倫理団体が提訴、記録保存義務を回避するメモの是非を問う
米国の倫理監視団体「CREW(市民の責任と倫理のためのワシントン)」と「報道の自由財団」は、トランプ前大統領がホワイトハウス時代に発行した内部メモを巡り、同氏を提訴した。メモは、公式記録の保存を義務付ける法律に反し、公務員間のテキストメッセージや個人メールの削除を事実上容認する内容となっている。
「アメリカの歴史から記録を消す」という主張
報道の自由財団のローレン・ハーパー氏はニューヨーク・タイムズ紙に対し、「最も権力のあるオフィスの日常業務を記録したテキストメッセージは、アメリカの歴史の一部となるべきだ」と述べた。その上で、メモが「トランプ氏と閣僚に、どの記録がアメリカの歴史に残るかを決める権限を与える」と批判した。
司法省の憲法違反主張と連動したメモ発行
この問題は、司法省が先月「ウォーターゲート事件後に制定された大統領記録法は憲法違反」と主張したことに端を発する。その翌日にはホワイトハウスがメモを発行し、公務員間のテキストメッセージは「唯一の公式決定記録」でない限り保存不要との見解を示した。このメモは、今回の提訴でも根拠として引用されている。
記録管理の緩和、過去の不適切事例も浮上
メモはテキストメッセージだけでなく、個人アカウントのメールや一般的な記録管理の規制緩和も含んでいる。こうした記録管理の甘さはトランプ政権時代から指摘されており、同氏は重要書類を破り捨てたり、2020年選挙敗北後に機密文書を自宅に持ち帰ったとして起訴された経緯もある。
大統領記録法の歴史的経緯と今回の論点
大統領記録法は1978年に制定され、ウォーターゲート事件を受けて公務記録の透明性確保を目的とした。しかし、トランプ前政権は同法の合憲性を巡り司法省と対立。メモ発行は、記録の恣意的な削除や隠蔽を助長する可能性があると専門家は警鐘を鳴らす。

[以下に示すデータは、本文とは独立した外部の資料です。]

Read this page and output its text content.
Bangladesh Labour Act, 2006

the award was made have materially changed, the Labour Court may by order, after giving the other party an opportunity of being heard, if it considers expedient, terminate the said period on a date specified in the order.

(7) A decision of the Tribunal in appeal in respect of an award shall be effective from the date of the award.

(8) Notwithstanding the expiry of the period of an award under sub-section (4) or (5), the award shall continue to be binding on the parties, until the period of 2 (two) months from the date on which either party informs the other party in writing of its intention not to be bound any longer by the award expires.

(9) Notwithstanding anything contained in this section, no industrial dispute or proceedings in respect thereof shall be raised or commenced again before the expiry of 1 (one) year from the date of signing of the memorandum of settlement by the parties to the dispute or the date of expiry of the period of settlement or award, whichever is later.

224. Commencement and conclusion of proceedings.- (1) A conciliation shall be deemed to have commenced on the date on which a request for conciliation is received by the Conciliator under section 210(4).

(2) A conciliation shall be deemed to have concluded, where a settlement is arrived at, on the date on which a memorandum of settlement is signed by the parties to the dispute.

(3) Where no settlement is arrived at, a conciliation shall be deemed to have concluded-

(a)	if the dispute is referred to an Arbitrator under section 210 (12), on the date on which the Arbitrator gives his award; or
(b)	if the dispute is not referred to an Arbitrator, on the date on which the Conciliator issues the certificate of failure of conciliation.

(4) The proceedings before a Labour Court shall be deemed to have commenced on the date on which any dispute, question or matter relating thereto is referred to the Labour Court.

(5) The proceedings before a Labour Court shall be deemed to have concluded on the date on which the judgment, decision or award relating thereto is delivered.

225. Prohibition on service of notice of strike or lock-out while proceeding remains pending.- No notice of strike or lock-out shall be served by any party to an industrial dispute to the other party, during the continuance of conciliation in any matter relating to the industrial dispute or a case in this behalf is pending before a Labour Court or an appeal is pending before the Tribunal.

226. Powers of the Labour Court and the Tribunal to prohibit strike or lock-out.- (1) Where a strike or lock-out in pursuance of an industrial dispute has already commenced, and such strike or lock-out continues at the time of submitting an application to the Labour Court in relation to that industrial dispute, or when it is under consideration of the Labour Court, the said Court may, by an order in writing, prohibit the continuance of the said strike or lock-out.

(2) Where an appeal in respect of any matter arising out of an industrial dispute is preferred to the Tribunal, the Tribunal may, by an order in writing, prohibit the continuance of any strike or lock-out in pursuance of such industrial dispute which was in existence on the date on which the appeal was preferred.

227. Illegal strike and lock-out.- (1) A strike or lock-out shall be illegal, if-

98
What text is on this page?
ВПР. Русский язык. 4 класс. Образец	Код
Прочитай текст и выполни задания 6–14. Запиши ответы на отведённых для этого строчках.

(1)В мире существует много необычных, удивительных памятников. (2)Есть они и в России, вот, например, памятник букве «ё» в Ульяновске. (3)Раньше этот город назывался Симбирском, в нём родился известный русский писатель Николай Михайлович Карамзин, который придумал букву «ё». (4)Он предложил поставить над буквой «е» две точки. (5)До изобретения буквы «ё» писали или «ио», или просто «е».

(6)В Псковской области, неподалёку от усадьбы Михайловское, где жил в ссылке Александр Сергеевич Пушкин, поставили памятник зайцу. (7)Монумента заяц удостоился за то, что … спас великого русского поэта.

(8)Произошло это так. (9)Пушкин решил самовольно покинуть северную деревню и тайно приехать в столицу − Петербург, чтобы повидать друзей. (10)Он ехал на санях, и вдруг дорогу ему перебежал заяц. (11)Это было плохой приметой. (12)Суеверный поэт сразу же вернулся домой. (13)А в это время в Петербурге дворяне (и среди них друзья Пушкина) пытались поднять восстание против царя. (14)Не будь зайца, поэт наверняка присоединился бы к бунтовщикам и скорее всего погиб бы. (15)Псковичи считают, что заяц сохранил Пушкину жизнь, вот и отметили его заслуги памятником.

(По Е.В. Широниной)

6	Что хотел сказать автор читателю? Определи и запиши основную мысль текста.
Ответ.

「このメモは、権力者が歴史を書き換えるための道具になりかねない」
— ローレン・ハーパー氏(報道の自由財団)
今後の展開と影響
提訴されたトランプ氏側は、メモの法的根拠について説明を求められる見通し。一方で、記録管理の透明性を求める市民団体は、同法の厳格な運用を求める声が強まると予想される。今後、裁判を通じて記録法の解釈が争点となる可能性が高い。